How to deploy the Ganeti cluster management software.
Created: Tue 28 June 2011 / Last updated: Tue 19 June 2012
Ganeti is a not so thin layer on the side of an hypervisor to facilitate the management of your virtual machines. It helps you move virtual machine instances from one node to another, create an instance with DRBD replication on another node and do the live migration from one to another and basically everything you can expect from a robust platform.
Historically, Ganeti started within Google to manage the business infrastructure (print servers, LDAP, accounting, etc.). I looked at it because as it was possible to install it from source and without a patched kernel on Debian Squeeze. The quality of the code, documentation, development process and discussions on the news group finished to convince me to try it. Here is the way I have setup the system with KVM.
This document must be read together with the Ganeti installation documentation. Some of the steps described in the official Ganeti installation documentation are not described here.
For reference, the software versions are:
Everything is running Debian Squeeze in 64bit, so many terms are taken from the Debian way to name things.
Your cluster will run on your network, it means that this configuration will need to be adapted to fit your requirements. In this case, the servers are hosted with OVH and have:
eth0
with a fixed public IP address. eth0.2186
. On this interface, two networks are available a private network 192.168.0.0/16
and a public network 178.33.145.128/26
. The public network is a RIPE block.The goal is to have for each VM:
The private IP address is used for the infrastructure and the public IP for outside communication.

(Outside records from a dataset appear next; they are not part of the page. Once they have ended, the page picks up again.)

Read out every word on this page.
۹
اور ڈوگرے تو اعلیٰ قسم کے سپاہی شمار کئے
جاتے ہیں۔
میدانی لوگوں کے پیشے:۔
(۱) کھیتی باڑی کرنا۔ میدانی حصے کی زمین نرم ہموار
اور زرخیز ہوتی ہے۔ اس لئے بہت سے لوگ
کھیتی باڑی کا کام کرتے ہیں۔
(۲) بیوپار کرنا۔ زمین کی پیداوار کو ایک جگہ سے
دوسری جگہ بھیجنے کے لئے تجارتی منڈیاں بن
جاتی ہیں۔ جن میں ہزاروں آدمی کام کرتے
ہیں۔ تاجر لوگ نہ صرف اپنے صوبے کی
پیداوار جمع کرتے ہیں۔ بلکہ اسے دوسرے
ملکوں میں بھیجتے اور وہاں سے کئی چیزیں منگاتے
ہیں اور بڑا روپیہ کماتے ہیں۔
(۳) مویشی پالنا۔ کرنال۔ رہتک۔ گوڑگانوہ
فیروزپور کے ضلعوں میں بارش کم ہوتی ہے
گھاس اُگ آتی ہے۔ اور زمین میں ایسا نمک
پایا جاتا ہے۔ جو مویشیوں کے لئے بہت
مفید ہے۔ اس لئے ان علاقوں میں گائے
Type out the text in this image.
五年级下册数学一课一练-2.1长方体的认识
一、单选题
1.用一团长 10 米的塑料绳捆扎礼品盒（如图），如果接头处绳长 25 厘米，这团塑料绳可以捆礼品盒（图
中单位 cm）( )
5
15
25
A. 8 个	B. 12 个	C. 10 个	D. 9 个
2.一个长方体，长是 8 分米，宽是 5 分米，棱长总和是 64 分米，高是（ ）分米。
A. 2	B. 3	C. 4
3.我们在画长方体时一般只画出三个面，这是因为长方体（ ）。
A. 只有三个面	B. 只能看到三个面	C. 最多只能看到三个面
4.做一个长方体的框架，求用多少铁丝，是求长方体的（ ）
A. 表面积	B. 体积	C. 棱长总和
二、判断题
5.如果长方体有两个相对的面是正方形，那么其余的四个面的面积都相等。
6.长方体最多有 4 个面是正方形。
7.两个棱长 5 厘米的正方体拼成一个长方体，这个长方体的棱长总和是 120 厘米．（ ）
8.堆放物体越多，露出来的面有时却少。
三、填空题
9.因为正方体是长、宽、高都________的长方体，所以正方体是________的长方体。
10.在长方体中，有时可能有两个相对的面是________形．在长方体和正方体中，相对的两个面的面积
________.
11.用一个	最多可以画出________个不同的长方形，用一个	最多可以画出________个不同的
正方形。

The VLAN is working accross the 3 datacenters of OVH.
Each server has at 12GB+ RAM and two harddrives (750GB or 1.5TB). They are all basically the same. It is important to have an homogeneous park of servers to have better predictability in the performances. It is also very important to setup them the same way. These notes are very manual, scripting things with fabric is recommended.
The base setup and Ganeti must be performed on all the nodes. As each node can become master, you need the software on each node.
The partitions are pretty simple. The base OS is on 25GB software RAID1 partition and each drive get a 12GB swap partition for a total of 36GB virtual memory.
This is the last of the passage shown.